There seems to be some question what Michelle Obama said the other day in Milwaukee. Fortunately some modern-day Zapruder was there and we can roll the film:

Now I didn't really think it was worth that big of a deal. I figured Obama's speech copiers probably didn't transcribe someone else's speech correctly. By the time she got to Madison they found the modifier and now the speech is a little less obnoxious.

For the record, I've always been really proud to be an American.

Her husband doesn't exactly help her out with this explanation.
"What she meant was, this is the first time that she's been proud of the politics of America," he said. "Because she's pretty cynical about the political process, and with good reason, and she's not alone. But she has seen large numbers of people get involved in the process, and she's encouraged." (emphasis added - JW)
Was that supposed to be "really, really proud of the politics..."?

Update! I think the last word on this subject should come from Victor Davis Hanson:
The problem is deeper than occasional slips. For most of the last 25 years the Obamas' contacts have been largely confined to universities (Occidental, Columbia, Princeton, Harvard, Chicago) as both students and employees, or to government-sponsored social agencies, or to the incestuous world of Chicago minority politics. These landscapes have proven liberal, sympathetic, and non-confrontational. I doubt very seriously in those environments that the Obamas have had any of their sometimes bewildering statements seriously cross-examined or questioned.

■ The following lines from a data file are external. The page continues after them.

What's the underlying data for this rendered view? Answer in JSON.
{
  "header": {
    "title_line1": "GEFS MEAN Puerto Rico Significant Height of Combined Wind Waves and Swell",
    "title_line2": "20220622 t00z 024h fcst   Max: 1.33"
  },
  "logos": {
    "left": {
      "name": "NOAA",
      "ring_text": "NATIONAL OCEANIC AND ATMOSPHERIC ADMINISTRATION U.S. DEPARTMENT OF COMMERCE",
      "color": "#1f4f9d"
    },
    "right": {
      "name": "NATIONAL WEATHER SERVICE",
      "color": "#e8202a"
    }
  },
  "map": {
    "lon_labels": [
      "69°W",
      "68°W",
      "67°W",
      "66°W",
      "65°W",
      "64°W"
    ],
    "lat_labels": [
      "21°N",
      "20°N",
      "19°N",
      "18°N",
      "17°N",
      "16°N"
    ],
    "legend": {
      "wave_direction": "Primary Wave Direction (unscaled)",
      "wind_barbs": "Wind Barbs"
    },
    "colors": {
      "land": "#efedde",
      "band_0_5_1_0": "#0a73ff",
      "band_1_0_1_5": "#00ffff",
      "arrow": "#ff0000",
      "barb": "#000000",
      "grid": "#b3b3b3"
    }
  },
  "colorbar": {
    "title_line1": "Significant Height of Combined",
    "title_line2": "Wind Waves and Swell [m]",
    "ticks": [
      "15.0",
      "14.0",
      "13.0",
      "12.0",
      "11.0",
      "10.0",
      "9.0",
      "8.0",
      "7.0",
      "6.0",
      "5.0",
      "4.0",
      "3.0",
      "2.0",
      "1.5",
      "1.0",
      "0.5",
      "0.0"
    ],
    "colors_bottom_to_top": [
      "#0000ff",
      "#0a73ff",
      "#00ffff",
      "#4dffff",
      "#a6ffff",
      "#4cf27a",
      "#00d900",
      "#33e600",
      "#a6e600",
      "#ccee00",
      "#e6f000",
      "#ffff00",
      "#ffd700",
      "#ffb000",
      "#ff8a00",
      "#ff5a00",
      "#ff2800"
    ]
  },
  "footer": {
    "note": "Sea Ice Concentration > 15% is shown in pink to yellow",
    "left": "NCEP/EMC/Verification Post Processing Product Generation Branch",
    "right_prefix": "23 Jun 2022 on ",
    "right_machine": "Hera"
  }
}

Michelle Obama, true, recites a litany of slights and grievances, but more likely she encountered highly educated white liberal audiences that were not about to cross her or challenge her assertions-a world away from steelworkers in Ohio, the Nascar crowd, the Mexican Americans in LA, the hungry wolves of the D.C. press corps for whom controversy trumps even shared liberal ideology — or Clinton, Inc. for whom power, status, and adulation outweigh everything, including liberal head-nodding, white guilt, and identity politics.

The result is that finally out on the campaign trail both are beginning to enter an arena where most of America does not faint at an Obama rally, but resents deeply a candidate's spouse suggesting that she previously had no pride in her own country, and would think that generous college admission practices, scholarships, and loans were cause more for gratitude rather than resentment.